The COP forum does not cater to developing countries’ domestic inabilities to handle climate disasters, it rather focuses on impact of global warming due to global greenhouse gas (GHG) emissions from advanced economies. As the main contributors of GHG emissions are the US, EU and China. Pakistan with less than 1% share has an insignificant contribution to the larger phenomenon of global warming and faced unfair burden on the economy evident from the recent floods that affected 33 million people across the country.

Pakistan is among the countries most vulnerable to climate disaster but least prepared to cope with it. Being in the limelight, Pakistan has to improve its existing environmental infrastructure to combat climate change and improved hazard identification and risk assessment. New competencies and silo-crossing abilities must be developed at all levels of governance. In North, Pakistan has a high range of Himalayas, Hindukush and Karakoram with largest reservoir of ice outside the polar region, ignoring the possibilities of glacial advance, fast glacial retreat and the issues that come with it. Pakistan has to make laws for Glacier Protection (GLPs) as the country has experienced erratic weather leading to flash floods, drought, glacial lake outbursts, scorching heatwaves and increased rainfall variability.

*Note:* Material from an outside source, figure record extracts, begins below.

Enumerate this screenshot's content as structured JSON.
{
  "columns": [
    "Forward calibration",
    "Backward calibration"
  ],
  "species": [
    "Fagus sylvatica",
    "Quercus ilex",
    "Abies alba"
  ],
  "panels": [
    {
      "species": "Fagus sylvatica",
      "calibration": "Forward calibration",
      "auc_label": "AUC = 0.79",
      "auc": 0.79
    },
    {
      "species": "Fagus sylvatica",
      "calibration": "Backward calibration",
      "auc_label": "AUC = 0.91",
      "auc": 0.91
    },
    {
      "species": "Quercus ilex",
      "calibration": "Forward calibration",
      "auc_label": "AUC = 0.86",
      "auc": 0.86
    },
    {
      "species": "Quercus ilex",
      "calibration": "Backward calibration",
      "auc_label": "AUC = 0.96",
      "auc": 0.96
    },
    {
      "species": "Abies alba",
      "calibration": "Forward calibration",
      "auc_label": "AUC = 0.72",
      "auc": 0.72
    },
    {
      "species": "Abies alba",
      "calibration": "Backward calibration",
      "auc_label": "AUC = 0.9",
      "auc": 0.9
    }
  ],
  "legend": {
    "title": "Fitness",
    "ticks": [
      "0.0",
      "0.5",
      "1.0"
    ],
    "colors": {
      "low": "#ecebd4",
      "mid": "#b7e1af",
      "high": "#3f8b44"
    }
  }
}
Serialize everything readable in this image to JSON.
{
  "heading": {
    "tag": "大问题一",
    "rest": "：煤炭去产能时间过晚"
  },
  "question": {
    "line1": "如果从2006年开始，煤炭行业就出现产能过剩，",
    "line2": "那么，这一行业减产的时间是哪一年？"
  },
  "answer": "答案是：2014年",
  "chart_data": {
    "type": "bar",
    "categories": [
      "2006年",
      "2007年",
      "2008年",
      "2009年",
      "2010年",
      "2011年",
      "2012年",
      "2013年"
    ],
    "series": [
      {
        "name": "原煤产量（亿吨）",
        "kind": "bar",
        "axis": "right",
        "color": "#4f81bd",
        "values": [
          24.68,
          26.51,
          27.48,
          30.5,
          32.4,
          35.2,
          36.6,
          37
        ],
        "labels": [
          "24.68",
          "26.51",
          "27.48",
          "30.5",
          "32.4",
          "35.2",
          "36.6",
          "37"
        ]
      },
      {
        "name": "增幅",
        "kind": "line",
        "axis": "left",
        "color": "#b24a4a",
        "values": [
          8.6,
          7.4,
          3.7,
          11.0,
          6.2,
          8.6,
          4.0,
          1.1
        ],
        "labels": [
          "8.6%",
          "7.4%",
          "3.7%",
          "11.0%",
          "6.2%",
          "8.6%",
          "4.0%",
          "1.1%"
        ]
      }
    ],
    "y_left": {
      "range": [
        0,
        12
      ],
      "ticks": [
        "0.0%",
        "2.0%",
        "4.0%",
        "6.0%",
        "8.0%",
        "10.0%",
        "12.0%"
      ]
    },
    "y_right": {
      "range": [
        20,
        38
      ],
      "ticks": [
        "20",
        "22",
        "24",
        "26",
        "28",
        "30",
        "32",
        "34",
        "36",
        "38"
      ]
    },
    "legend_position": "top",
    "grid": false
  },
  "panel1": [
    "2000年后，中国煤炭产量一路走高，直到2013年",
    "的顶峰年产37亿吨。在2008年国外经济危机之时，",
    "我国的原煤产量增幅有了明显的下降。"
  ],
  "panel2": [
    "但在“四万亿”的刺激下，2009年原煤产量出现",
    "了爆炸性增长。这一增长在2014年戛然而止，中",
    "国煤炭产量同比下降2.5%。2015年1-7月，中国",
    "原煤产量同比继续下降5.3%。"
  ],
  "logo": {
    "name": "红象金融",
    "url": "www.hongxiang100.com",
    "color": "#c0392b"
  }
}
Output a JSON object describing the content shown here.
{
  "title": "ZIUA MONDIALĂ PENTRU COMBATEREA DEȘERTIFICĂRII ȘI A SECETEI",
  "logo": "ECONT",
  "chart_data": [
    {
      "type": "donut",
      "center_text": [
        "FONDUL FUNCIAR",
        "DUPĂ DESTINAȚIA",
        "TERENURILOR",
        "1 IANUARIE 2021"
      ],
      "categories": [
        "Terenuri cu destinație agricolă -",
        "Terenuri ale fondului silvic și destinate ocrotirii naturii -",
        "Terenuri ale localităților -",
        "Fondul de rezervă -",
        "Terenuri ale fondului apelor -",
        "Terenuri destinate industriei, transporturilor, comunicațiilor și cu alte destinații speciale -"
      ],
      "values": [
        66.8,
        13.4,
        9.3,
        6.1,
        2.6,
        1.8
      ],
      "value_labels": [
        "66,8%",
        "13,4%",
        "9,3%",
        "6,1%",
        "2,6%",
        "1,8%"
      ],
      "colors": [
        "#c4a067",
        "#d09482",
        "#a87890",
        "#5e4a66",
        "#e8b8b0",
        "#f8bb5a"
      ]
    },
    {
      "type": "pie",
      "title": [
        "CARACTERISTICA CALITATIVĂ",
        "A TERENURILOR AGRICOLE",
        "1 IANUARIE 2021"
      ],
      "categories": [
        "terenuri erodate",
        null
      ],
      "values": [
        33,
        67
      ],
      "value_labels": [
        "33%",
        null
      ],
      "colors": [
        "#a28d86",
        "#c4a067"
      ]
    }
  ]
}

Pakistan needs to focus on developing legislation on illegal encroachment on river belts, canals and water courses; take legal and administrative actions against timber mafia; protect agriculture lands from private housing societies; take steps against harmful air pollutants; work on preserving world heritage and ancient civilisations (Indus Valley, Mohenjo Daro, Gandhara, Harappa); promote the need for use of more renewable energy; reduce the use of emission-producing vehicles; carry out large-scale tree plantation; and build water lakes and reservoirs for storage purposes. Moreover, Pakistan should also address the need for emergency management and advance preparedness. If not, the pressure group of G7 with their aid will now require results and answers.